Roberto Clemente was honored on his 50th birthday with a 20-cent commemorative stamp for the baseball superstar on August 17, 1984, in Carolina, Puerto Rico, his birthplace. The First Day Ceremony was held at the Roberto Clemente Sport City facility. Clemente played for the Pittsburgh Pirates from 1955 until his death in a plane crash in 1972, on his way to distribute supplies to earthquake victims in Nicaragua. Over that career, he played in twelve All-Star games and won eleven Golden Glove awards as a right fielder. Holding a lifetime batting average of .317, he led the National League in batting four times, and was named the League's most valuable player in 1966. Clemente led the Pirates to two world titles in 1960 and 1971, voted most valuable player in the 1971 World Series. He was elected to the Baseball Hall of Fame in 1973. The stamp was designed by Juan Lopez-Bonilla, the gravure process was used for printing, issued in panes of fifty.

- Luis Muñoz Marín in the Great Americans series. The United States issued a 5-cent definitive stamp in Marin's honor as the first elected Governor of Puerto Rico on February 18, 1990.

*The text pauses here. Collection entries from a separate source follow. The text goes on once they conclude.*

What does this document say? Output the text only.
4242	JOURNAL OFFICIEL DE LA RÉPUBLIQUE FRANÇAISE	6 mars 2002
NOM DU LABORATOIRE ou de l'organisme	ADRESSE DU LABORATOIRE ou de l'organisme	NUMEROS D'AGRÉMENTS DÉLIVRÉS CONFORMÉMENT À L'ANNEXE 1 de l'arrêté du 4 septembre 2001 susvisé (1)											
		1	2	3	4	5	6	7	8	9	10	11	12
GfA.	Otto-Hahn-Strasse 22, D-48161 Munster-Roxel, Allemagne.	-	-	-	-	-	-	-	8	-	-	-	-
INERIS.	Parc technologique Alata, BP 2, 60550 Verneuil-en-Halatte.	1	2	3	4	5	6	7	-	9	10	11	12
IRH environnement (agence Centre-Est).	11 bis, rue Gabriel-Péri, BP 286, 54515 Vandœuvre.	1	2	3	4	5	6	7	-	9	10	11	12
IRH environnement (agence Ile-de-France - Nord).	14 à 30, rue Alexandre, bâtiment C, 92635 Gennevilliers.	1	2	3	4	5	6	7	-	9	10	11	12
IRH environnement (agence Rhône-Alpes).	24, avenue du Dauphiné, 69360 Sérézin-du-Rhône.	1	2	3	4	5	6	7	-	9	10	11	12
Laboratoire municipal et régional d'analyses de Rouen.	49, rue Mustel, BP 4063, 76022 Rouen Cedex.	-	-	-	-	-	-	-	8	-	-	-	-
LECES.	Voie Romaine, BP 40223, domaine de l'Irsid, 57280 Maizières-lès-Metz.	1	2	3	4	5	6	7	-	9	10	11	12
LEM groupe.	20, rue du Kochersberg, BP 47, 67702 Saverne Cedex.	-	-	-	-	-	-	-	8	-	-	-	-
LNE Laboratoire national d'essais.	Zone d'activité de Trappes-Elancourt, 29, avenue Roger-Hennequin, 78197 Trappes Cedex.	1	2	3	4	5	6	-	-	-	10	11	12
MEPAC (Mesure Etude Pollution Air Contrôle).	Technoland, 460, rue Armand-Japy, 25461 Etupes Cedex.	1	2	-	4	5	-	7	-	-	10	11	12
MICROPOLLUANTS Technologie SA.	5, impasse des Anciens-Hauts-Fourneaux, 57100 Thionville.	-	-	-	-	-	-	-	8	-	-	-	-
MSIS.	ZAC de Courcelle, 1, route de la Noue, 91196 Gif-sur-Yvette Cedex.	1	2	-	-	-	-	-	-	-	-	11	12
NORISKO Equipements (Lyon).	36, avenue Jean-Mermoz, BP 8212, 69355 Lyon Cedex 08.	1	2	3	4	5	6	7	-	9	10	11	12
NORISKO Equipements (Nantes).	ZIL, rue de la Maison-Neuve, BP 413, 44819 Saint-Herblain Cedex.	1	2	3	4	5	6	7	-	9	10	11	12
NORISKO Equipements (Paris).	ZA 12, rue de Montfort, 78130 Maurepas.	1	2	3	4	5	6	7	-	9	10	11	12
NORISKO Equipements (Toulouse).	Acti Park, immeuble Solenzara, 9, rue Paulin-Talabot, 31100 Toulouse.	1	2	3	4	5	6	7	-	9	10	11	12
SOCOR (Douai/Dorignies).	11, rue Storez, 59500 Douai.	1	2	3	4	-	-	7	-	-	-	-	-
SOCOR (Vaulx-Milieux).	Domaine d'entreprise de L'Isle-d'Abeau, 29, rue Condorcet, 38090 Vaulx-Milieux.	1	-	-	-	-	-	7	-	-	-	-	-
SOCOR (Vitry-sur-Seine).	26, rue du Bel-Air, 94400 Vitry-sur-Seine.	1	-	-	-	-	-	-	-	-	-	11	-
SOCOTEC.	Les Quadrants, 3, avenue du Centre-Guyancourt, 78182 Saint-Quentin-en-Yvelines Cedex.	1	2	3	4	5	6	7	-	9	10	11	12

- Felicitas Mendez, was honored for her leadership towards racial equality in American schools on a 41-cent stamp. The issue on September 14, 2007 marked the 60th anniversary of the Mendez v. Westminster case where Hispanic parents in California successfully sued to end segregation in their schools. According to Ethel Kessler, the stamp’s art director and designer, the illustrator Rafael Lopez “masterfully integrated the look of the Mexican muralists with the idea of looking forward to the light.”

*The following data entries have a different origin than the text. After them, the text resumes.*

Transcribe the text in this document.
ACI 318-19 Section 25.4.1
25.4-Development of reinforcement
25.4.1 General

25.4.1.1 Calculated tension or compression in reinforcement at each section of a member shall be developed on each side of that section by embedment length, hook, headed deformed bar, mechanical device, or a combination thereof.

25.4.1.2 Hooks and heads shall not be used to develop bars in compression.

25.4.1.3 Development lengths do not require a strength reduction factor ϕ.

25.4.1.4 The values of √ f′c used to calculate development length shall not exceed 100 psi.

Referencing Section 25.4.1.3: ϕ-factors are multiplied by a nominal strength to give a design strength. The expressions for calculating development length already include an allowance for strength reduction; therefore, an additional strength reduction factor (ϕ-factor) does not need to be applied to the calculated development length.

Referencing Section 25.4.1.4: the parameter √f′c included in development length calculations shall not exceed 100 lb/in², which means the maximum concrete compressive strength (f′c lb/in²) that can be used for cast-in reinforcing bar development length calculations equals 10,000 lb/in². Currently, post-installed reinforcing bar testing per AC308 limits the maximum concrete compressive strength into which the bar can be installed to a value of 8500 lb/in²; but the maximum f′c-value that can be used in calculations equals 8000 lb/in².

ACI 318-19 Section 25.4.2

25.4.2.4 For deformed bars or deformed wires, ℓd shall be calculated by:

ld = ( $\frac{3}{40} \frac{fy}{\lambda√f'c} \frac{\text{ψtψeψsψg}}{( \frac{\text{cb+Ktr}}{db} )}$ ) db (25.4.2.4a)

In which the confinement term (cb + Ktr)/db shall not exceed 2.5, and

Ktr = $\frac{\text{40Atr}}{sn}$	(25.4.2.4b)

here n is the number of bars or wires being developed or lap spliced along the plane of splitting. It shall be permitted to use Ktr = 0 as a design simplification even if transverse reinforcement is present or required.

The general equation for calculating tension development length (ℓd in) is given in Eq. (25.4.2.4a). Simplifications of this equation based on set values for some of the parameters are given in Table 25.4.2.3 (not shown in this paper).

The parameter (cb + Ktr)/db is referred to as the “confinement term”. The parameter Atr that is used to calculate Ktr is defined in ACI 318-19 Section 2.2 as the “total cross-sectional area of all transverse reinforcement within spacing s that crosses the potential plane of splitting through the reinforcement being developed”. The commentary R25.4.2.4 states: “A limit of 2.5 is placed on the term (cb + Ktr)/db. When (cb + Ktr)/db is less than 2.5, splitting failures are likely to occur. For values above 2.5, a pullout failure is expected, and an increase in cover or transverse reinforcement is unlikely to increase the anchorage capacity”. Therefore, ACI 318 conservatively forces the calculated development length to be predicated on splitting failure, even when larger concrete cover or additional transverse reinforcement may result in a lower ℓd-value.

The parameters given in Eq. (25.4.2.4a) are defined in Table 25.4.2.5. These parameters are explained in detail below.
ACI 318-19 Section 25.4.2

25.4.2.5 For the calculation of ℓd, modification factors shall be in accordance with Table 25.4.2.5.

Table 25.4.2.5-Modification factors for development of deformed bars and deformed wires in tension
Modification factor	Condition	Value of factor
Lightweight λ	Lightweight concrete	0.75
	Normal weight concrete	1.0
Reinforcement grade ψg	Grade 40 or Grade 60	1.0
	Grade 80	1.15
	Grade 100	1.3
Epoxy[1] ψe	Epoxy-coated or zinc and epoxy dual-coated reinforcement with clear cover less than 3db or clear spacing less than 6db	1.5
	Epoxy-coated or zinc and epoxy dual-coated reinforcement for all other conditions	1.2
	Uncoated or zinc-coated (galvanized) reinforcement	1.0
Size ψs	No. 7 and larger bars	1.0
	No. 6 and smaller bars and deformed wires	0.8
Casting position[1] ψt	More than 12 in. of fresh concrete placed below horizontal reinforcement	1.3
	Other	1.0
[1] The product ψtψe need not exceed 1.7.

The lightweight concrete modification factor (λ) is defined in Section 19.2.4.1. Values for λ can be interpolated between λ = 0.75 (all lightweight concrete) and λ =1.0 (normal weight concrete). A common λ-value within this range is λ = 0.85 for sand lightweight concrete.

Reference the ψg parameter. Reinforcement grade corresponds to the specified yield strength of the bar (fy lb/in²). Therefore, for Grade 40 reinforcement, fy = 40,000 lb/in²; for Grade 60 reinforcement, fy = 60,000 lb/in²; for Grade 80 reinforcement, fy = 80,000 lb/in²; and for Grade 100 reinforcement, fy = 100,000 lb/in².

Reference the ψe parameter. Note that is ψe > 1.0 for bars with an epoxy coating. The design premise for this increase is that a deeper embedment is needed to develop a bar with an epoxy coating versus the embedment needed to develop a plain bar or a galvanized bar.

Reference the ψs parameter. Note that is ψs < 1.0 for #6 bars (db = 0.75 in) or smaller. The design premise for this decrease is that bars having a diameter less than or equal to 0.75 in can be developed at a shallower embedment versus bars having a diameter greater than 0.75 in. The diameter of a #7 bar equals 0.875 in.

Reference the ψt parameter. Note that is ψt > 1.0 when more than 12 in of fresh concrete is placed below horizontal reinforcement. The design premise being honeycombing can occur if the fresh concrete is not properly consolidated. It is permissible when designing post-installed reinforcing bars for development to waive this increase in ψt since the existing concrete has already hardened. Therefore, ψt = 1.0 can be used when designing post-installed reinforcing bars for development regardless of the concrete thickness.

- Julia de Burgos was honored as a poet in the Literary Arts series issued 2010. The 44-cent stamp was released on Nov. 15, 2010 for National Hispanic Heritage Month. She was one of Puerto Rico's most celebrated poets, an award-winning writer and journalist. Hers is one of 75 other Hispanic-themed stamps. The stamp features a portrait of Julia de Burgos created by artist Jody Hewgill. The stamp features the poet with blue water flowing behind her, evoking one of her best known poems, “Río Grande de Loíza,” a sensuous ode to the Puerto Rican river where she was raised. She wrote of love and the search for personal and political freedom, perhaps best known for her feminist poems such as “Yo Misma Fui Mi Ruta” ("I was my own path”). She was a teacher, journalist and supporter of the Puerto Rican pro-independence movement in New York during the 1940s. She died there in East Harlem in 1953 at age 39 leaving behind 203 poems in Spanish published in four books.
- Tito Puente is an exemplar of Latin jazz and mambo music included in the USPS Latin Legends series devoted to American music and culture issued on March 16, 2011.
- José Ferrer in the Distinguished American series, commemorated as an actor, issued 2012.